Besides the wonderful idea of gardening in whatever space available, however tiny or big it might be, there is another supremely important issue: raising awareness of the scandalous 50% of food wastage estimated in the Global North.

This is something Soroptimists can work against, wherever they are. In developing countries it is about passing on the knowledge of how to conserve food in order to be able to either use it or sell it at the appropriate time. In industrialised countries it is encouraging the habit of not buying too much at a time, of freezing small portions and of using leftovers in a creative way (like our grandmothers did!), information which can be transferred to people of any age in an appropriate way to avoid their wasting food. The film “Taste the Waste” has already started positive change - Why not show it in your community and club to start a discussion as to how we can react appropriately?

School gardens are an enrichment for each community. The FAO (Food and Agriculture Organisation of the United Nations) has published a CD on “Setting up and running a school garden” containing valuable information which all of you can download (www.fao.org). 

Please have a look at the Project Matching section (on our SI/E-website under programmes) where SI/E and SIA offer to share projects with clubs in Africa and Europe and the whole world. Any club can set up a project, describe it in detail, point out its sustainability and ask for help to finance it. With this system more than 200 projects were executed under SIE Past President Mariet’s motto “Soroptimists go for water”.

 We are painfully aware of how important it is to protest against the unjust speculation on agricultural raw materials. Why not invite, on a community basis, your politicians to speak out against this scandalous – and artificially created - shortage of foodstuffs?

If you want to post your idea and seek collaboration, please contact our SI/E Programme Executive Suba Parthiban (siehq@soroptimisteurope.org).

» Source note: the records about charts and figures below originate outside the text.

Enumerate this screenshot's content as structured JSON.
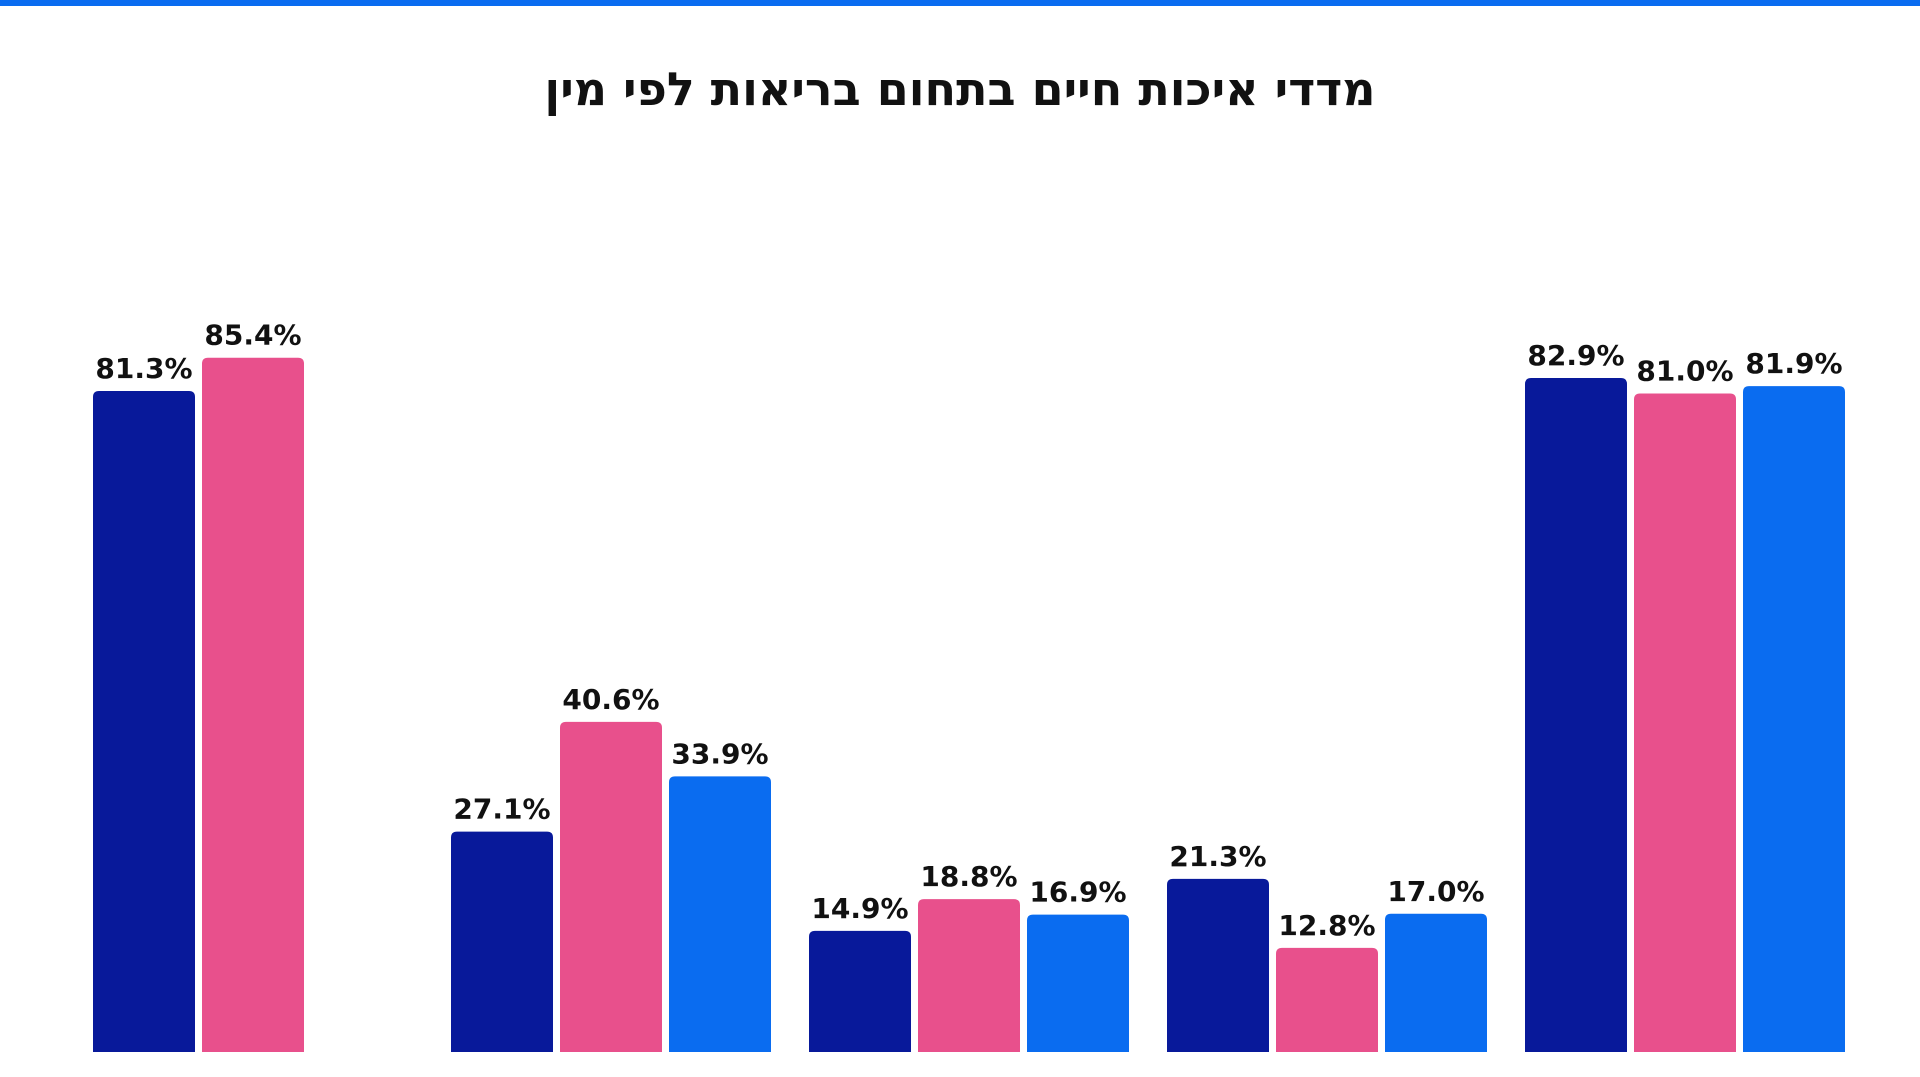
{
  "page": {
    "stripe_color": "#0a6cf0"
  },
  "chart_data": {
    "type": "bar",
    "title": "מדדי איכות חיים בתחום בריאות לפי מין",
    "xlabel": "",
    "ylabel": "",
    "ylim": [
      0,
      100
    ],
    "grid": false,
    "groups": [
      {
        "values": [
          81.3,
          85.4
        ],
        "labels": [
          "81.3%",
          "85.4%"
        ]
      },
      {
        "values": [
          27.1,
          40.6,
          33.9
        ],
        "labels": [
          "27.1%",
          "40.6%",
          "33.9%"
        ]
      },
      {
        "values": [
          14.9,
          18.8,
          16.9
        ],
        "labels": [
          "14.9%",
          "18.8%",
          "16.9%"
        ]
      },
      {
        "values": [
          21.3,
          12.8,
          17.0
        ],
        "labels": [
          "21.3%",
          "12.8%",
          "17.0%"
        ]
      },
      {
        "values": [
          82.9,
          81.0,
          81.9
        ],
        "labels": [
          "82.9%",
          "81.0%",
          "81.9%"
        ]
      }
    ],
    "series_colors": [
      "#08199a",
      "#e8508c",
      "#0a6cf0"
    ]
  }
}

Banks were saved during the financial crisis. Who advocates for human beings without enough food to decently survive? Soroptimists cannot fail to take action in a world in which almost one billion people are suffering from starvation. We have to shake up the stakeholders involved in this scandal.

The world population can be fed if we will only use our imagination and determination to work for that goal. Please join me in our engagement for Water and Food!